« on: July 08, 2014, 09:28:55 AM »
or is the base ISO amplification factor calculated by the camera manufacturer so that the exposure comes out right.
Yes, the amount of gain applied to the signal is targeted at a net brightness according to ISO setting, all else being equal. The smaller the sensor, the more gain.
See neuro's post here:
The answer lies in what ISO is...and isn't. Many people have a poor understanding of ISO, incorrectly assuming that a given ISO setting means a fixed amount of gain applied to the signal. ISO is a standard (that's the 'S' in ISO, ISO 12232 is the relevant standard in this case), and that standard effectively means that for a given exposure setting in terms of aperture and shutter speed, the resulting image will have a defined brightness.

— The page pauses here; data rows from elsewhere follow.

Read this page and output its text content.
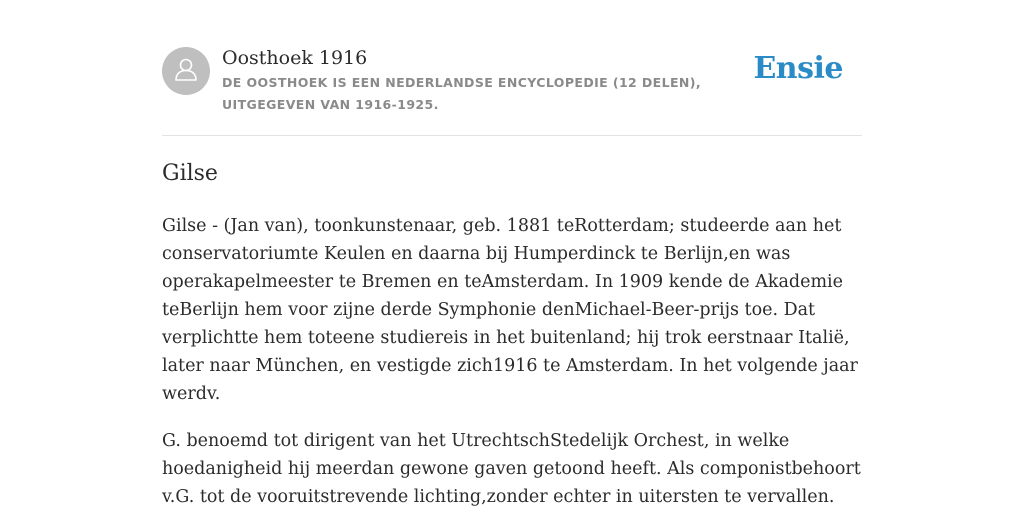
Oosthoek 1916
DE OOSTHOEK IS EEN NEDERLANDSE ENCYCLOPEDIE (12 DELEN), UITGEGEVEN VAN 1916-1925.
Ensie
Gilse

Gilse - (Jan van), toonkunstenaar, geb. 1881 teRotterdam; studeerde aan het conservatoriumte Keulen en daarna bij Humperdinck te Berlijn,en was operakapelmeester te Bremen en teAmsterdam. In 1909 kende de Akademie teBerlijn hem voor zijne derde Symphonie denMichael-Beer-prijs toe. Dat verplichtte hem toteene studiereis in het buitenland; hij trok eerstnaar Italië, later naar München, en vestigde zich1916 te Amsterdam. In het volgende jaar werdv.

G. benoemd tot dirigent van het UtrechtschStedelijk Orchest, in welke hoedanigheid hij meerdan gewone gaven getoond heeft. Als componistbehoort v.G. tot de vooruitstrevende lichting,zonder echter in uitersten te vervallen.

How does an image taken at f/2, 1/100 s, ISO 200 on a PowerShot S100 have the same brightness as an image at f/2, 1/100 s, ISO 200 on a FF sensor, even though the FF sensor is over 20 times larger? More amplification (gain) must be applied to the lower total signal from the smaller sensor. More amplification means more noise. Obviously, the same is true for m4/3 and APS-C relative to FF, to a progressively lesser degree. Likewise, a medium format sensor needs less amplification than a FF sensor to achieve the necessary brightness for a given ISO according to the standard, and therefore has less noise than FF.